In the current study, we demonstrated that the cytotoxic effects of an mTOR inhibitor induced apoptosis in human cutaneous SCC cell lines. MTT and apoptosis assays showed that the mTOR inhibitor exhibited antiproliferative effects in the HSC-1 cell line after 72 hours of incubation. Furthermore, the HSC-1 cell line showed decreased phosphorylated mTOR levels in relation to the mTOR inhibitor concentration using Western blot analysis. Gene profiling was also conducted using microarray analysis. MYC/CCND1/TP73/NUPR1/SBD/ERBB/CDKN2B genes were associated with the cytotoxic effects of the mTOR inhibitor. Among them, CCND1 was most closely associated with resistance to mTOR inhibitor efficacy with the help of the IPA network.

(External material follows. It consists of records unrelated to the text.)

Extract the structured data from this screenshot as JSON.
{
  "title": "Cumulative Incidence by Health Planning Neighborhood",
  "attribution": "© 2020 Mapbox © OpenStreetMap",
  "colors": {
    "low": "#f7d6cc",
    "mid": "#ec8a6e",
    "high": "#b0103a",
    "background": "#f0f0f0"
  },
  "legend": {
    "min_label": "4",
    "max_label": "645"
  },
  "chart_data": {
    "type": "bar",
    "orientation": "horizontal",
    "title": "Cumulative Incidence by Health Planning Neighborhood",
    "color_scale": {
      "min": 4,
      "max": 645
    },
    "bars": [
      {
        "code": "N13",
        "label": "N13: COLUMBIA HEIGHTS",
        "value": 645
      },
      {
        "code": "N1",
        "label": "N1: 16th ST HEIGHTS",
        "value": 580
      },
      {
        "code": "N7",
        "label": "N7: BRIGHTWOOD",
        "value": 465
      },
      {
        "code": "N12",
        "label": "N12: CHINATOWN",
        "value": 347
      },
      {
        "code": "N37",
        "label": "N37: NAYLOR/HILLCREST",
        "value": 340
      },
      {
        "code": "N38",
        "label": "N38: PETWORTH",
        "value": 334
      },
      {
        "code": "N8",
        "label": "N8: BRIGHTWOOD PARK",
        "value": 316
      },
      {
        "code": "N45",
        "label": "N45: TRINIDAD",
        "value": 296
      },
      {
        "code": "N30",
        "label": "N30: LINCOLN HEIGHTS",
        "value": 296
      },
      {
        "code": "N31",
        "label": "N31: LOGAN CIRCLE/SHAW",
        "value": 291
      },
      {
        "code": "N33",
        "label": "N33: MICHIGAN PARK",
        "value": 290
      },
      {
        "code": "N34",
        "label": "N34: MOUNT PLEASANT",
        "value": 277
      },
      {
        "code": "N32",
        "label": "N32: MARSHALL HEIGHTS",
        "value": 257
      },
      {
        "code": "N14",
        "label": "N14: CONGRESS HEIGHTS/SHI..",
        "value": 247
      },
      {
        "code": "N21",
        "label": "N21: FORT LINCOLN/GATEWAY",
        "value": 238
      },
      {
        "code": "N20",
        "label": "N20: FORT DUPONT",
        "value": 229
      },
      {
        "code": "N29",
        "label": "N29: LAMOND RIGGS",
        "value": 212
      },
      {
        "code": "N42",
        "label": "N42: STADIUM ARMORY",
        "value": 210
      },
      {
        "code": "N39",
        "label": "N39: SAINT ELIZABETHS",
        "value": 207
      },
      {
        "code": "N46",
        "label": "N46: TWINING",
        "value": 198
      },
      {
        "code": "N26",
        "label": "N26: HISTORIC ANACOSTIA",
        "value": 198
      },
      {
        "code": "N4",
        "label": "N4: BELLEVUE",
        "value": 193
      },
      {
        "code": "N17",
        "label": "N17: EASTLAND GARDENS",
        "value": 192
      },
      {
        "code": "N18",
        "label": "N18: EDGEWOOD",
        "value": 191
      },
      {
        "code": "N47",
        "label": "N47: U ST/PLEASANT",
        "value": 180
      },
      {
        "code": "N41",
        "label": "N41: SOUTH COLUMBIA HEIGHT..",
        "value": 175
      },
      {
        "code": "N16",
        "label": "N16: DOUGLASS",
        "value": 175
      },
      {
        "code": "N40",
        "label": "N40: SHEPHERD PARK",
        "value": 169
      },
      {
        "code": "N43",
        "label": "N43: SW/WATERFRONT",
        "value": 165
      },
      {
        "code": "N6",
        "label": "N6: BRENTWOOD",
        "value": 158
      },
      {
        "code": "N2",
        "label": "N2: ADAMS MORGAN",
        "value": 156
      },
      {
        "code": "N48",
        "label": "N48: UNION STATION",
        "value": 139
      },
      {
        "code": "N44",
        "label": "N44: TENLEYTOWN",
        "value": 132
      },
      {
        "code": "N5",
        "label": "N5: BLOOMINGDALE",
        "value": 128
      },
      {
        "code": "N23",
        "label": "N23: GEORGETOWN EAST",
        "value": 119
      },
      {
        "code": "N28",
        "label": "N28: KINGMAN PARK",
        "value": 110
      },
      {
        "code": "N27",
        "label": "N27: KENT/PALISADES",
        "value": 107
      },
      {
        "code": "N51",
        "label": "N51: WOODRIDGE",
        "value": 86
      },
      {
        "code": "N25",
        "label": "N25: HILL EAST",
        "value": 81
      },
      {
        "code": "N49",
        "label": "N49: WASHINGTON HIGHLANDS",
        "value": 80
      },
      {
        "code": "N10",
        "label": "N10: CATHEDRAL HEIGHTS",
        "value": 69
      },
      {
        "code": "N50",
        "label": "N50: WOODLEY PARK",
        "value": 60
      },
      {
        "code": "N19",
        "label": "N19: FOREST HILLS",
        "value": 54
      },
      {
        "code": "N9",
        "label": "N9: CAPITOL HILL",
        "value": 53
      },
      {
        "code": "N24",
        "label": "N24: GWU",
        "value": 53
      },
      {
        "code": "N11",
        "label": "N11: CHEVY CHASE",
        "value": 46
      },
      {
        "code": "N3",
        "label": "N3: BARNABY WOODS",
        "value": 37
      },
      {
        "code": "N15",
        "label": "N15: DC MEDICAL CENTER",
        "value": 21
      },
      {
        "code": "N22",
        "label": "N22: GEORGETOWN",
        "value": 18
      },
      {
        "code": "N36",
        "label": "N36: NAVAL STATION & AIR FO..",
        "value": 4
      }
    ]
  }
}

Unfortunately, this study is limited as it does not include more cutaneous SCC cell lines. However, the response of the mTOR inhibitor was shown to be completely different in both cell lines. Therefore, the obvious difference in gene expression between the two cell lines may be helpful in predicting mTOR inhibitor efficacy. To the best of our knowledge, this study is the first study to determine the genes associated with the therapeutic resistance of mTOR inhibitors.

Conclusion

The results of our study show that the CCND1 gene is a predictive marker of mTOR inhibitor efficacy. In the future, we aim to determine the gene expressions that are more related to therapeutic effects.

Acknowledgments

This research was funded by grants from the Konyang University Myunggok Research Fund of 2016 and the National Research Foundation of Korea (grant number: NRF-2017R1A2B4003684).

Supplementary Material

Western blot analysis of p-p70S6K

The cells were treated control and 100 nM everolimus for 48 h and were harvested after washing by ice cold phosphate-buffered saline (PBS). Cells were lysed using RIPA buffer. Proteins in the cell lysates were separated using 8% SDS-polyacrylamide gels and transferred to polyvinylidene difluoride membranes (Millipore, Billerica, MA, USA). The blots were incubated in 5% skim milk (Difco, Franklin Lakes, NJ, USA) for 1 h and then probed overnight with primary antibodies against p-p70S6K (Cell signaling), p70S6K (Cell Signaling) and GAPDH (Santa Cruz Biotechnology). Next day, the blots were incubated with horseradish peroxidase-conjugated anti-rabbit secondary antibodies. The immunoreactive proteins were detected using an enhanced chemiluminescence kit (Thermo Fisher Scientific, Waltham, MA, USA) and visualized using ImageQuant ver. 5.2 (Molecular Dynamics, Sunnyvale, CA, USA). Phosphorylation proteins were quantified using Image J (https://imagej.nih.gov/ij/).

Cell cycle analysis

The cells were treated control and 100 nM everolimus for 72 h and were harvested after washing by ice cold phosphate-buffered saline (PBS). Change of cell cycle were investigated using PI (Molecular Probes). Flow cytometry analyses were performed using BD FACSVerse System (BD Biosciences, Franklin Lakes, NJ, USA).

Figure S1 Inhibition of p70S6K activity via everolimus treatment in skin SCC cells.

Notes: Everolimus-induced changes in p70S6K activity in A431 (A) and HSC-1 (B) cells were analyzed by performing immunoblotting assays.

Figure S2 Cell cycle analysis using propididum iodide (PI) staining.

Notes: A431 (A) and HSC-1 (B) cells were treated with 100nM everolimus for 72h and were stained with PI. DNA content was measured with fluorescence activated cell sorting (FACS).

Disclosure

The authors declare no conflicts of interest.